POMDPPlanners.environments.light_dark_pomdp.light_dark_pomdp_utils package

Submodules

POMDPPlanners.environments.light_dark_pomdp.light_dark_pomdp_utils.base_light_dark_pomdp module

class POMDPPlanners.environments.light_dark_pomdp.light_dark_pomdp_utils.base_light_dark_pomdp.BaseLightDarkPOMDP(discount_factor, name, space_info, reward_range=None, beacons=[(0, 0), (0, 5), (0, 10), (5, 0), (5, 5), (5, 10), (10, 0), (10, 5), (10, 10)], goal_state=array([10, 5]), start_state=array([0, 5]), obstacles=[(3, 7), (5, 5)], obstacle_hit_probability=0.2, obstacle_reward=-10.0, obstacle_radius=1.0, goal_reward=10.0, beacon_radius=1.0, fuel_cost=2.0, grid_size=11)[source]

Bases: Environment, ABC

Parameters:
cache_visualization(history, cache_path)[source]

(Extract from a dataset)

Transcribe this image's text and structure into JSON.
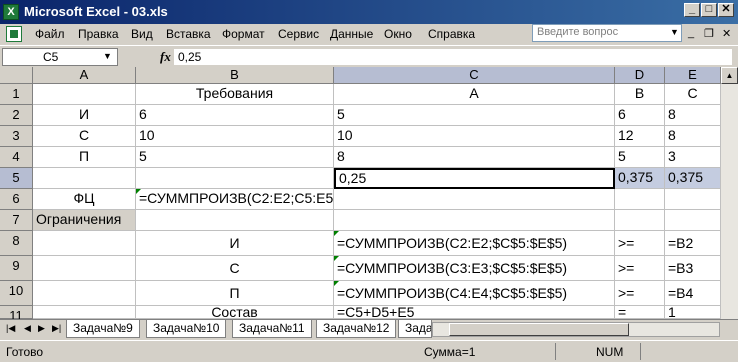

Cache visualization of agent’s path and belief.

Parameters:
  • history (List[StepData]) – List of step data from an episode.

  • cache_path (Path) – Path where to save the visualization.

Raises:
  • TypeError – If history is not a List or contains non-StepData objects, or if cache_path is not a Path object.

  • ValueError – If history is empty or contains invalid data.

Return type:

None

abstractmethod compute_metrics(histories)[source]

Compute environment-specific metrics from episode histories.

This method can be overridden by subclasses to provide custom metric calculations beyond standard return and episode length.

Parameters:

histories (List[History]) – List of episode histories to analyze

Return type:

List[MetricValue]

Returns:

List of computed metrics with confidence intervals

property config_id: str

Generate a deterministic identifier based on environment configuration. This implementation ensures that the config_id is invariant to the order of beacons and obstacles.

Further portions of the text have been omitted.